The energy consumption for generating one image is approximately 1.6 trillion nanojoules, which is four orders of magnitude less than the most efficient GPU solution.
For training stabilization, an Adaptive Correlation Penalty (ACP) is applied—a mechanism that dynamically regulates model complexity based on how quickly the generation algorithm moves across the energy landscape. ACP tracks autocorrelation—the degree of similarity between successive samples: if the algorithm gets stuck and generates similar variants, autocorrelation is high. The mechanism maintains autocorrelation below a specified threshold (e.g., 0.03), automatically finding a balance between model expressivity and generation speed.

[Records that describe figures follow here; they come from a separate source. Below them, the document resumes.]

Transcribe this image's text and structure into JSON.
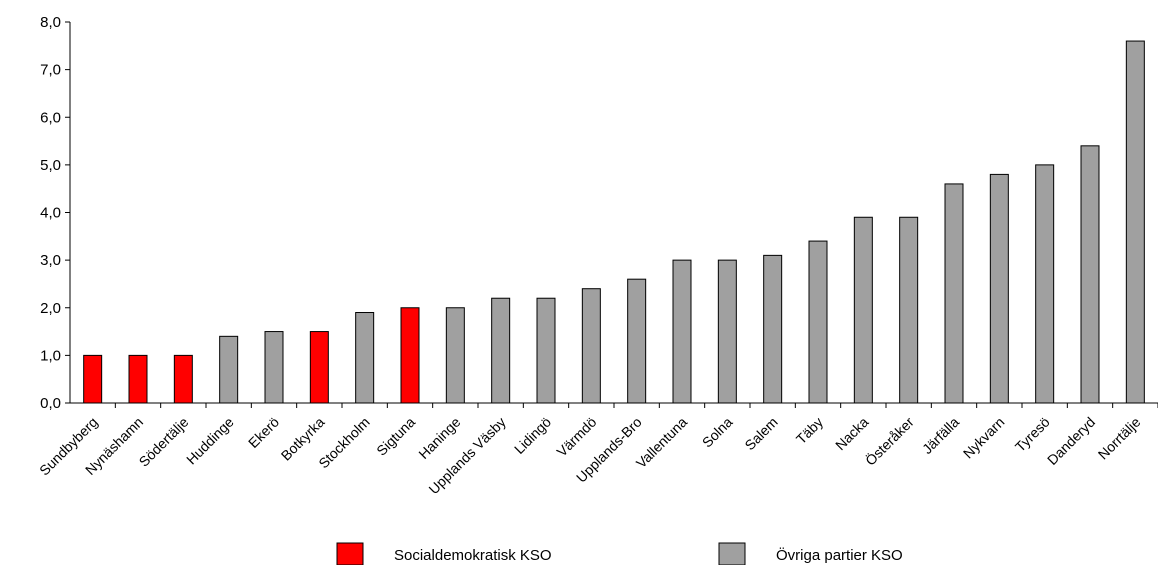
{
  "chart_data": {
    "type": "bar",
    "title": "",
    "xlabel": "",
    "ylabel": "",
    "ylim": [
      0,
      8
    ],
    "yticks": [
      "0,0",
      "1,0",
      "2,0",
      "3,0",
      "4,0",
      "5,0",
      "6,0",
      "7,0",
      "8,0"
    ],
    "categories": [
      "Sundbyberg",
      "Nynäshamn",
      "Södertälje",
      "Huddinge",
      "Ekerö",
      "Botkyrka",
      "Stockholm",
      "Sigtuna",
      "Haninge",
      "Upplands Väsby",
      "Lidingö",
      "Värmdö",
      "Upplands-Bro",
      "Vallentuna",
      "Solna",
      "Salem",
      "Täby",
      "Nacka",
      "Österåker",
      "Järfälla",
      "Nykvarn",
      "Tyresö",
      "Danderyd",
      "Norrtälje"
    ],
    "values": [
      1.0,
      1.0,
      1.0,
      1.4,
      1.5,
      1.5,
      1.9,
      2.0,
      2.0,
      2.2,
      2.2,
      2.4,
      2.6,
      3.0,
      3.0,
      3.1,
      3.4,
      3.9,
      3.9,
      4.6,
      4.8,
      5.0,
      5.4,
      7.6
    ],
    "groups": [
      "sd",
      "sd",
      "sd",
      "ov",
      "ov",
      "sd",
      "ov",
      "sd",
      "ov",
      "ov",
      "ov",
      "ov",
      "ov",
      "ov",
      "ov",
      "ov",
      "ov",
      "ov",
      "ov",
      "ov",
      "ov",
      "ov",
      "ov",
      "ov"
    ],
    "grid": false,
    "legend_position": "bottom",
    "legend": [
      {
        "key": "sd",
        "label": "Socialdemokratisk KSO",
        "color": "#ff0000"
      },
      {
        "key": "ov",
        "label": "Övriga partier KSO",
        "color": "#a0a0a0"
      }
    ]
  }
}
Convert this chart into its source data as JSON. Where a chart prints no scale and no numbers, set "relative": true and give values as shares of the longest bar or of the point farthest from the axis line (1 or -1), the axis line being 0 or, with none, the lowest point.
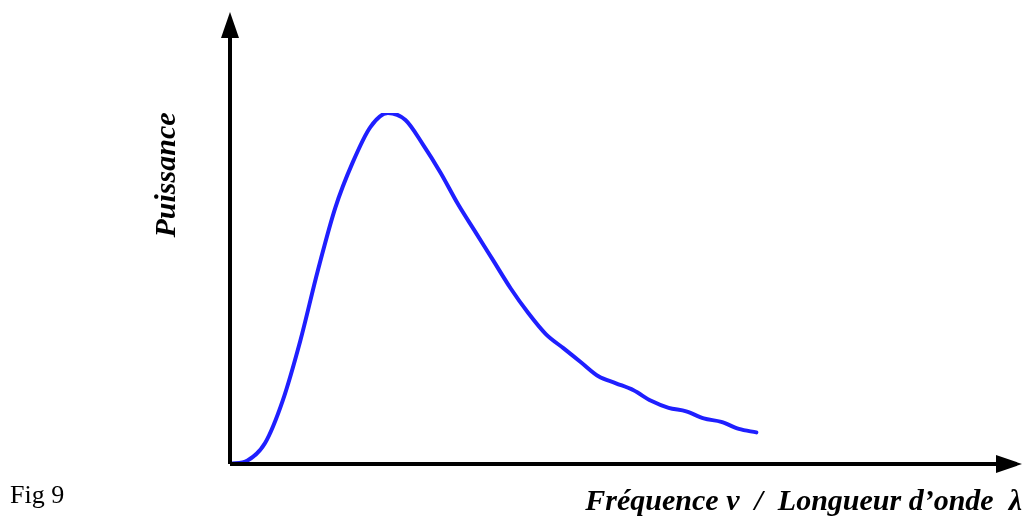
{
  "chart_data": {
    "type": "line",
    "relative": true,
    "xlabel": "Fréquence ν  /  Longueur d’onde  λ",
    "ylabel": "Puissance",
    "annotations": [
      "Fig 9"
    ],
    "color": "#1f1fff",
    "marker": "none",
    "line_style": "solid",
    "grid": false,
    "legend": false,
    "categories": [
      null,
      null,
      null,
      null,
      null,
      null,
      null,
      null,
      null,
      null,
      null,
      null,
      null,
      null,
      null,
      null,
      null,
      null,
      null,
      null,
      null,
      null,
      null,
      null,
      null,
      null,
      null,
      null,
      null,
      null,
      null,
      null,
      null,
      null,
      null,
      null,
      null,
      null,
      null,
      null,
      null,
      null,
      null,
      null,
      null
    ],
    "values": [
      0,
      0.01,
      0.06,
      0.18,
      0.35,
      0.55,
      0.73,
      0.86,
      0.96,
      1,
      0.98,
      0.91,
      0.83,
      0.74,
      0.66,
      0.58,
      0.5,
      0.43,
      0.37,
      0.33,
      0.29,
      0.25,
      0.23,
      0.21,
      0.18,
      0.16,
      0.15,
      0.13,
      0.12,
      0.1,
      0.09,
      null,
      null,
      null,
      null,
      null,
      null,
      null,
      null,
      null,
      null,
      null,
      null,
      null,
      null
    ]
  }
}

Physical modeling shows that a 6×6 millimeter chip can accommodate about one million computational cells, significantly exceeding the requirements of experimental models (the largest DTM used approximately 50 thousand cells). Further scaling of probabilistic computing is envisioned through hybrid thermodynamic-deterministic architectures: a small classical neural network converts color images into a binary representation compatible with DTM, after which the probabilistic computer performs the main generation work.
Experiments on the CIFAR-10 dataset showed that to achieve the same quality, the classical part of the hybrid model can be 10 times smaller than the generator in a traditional Generative Adversarial Network (GAN).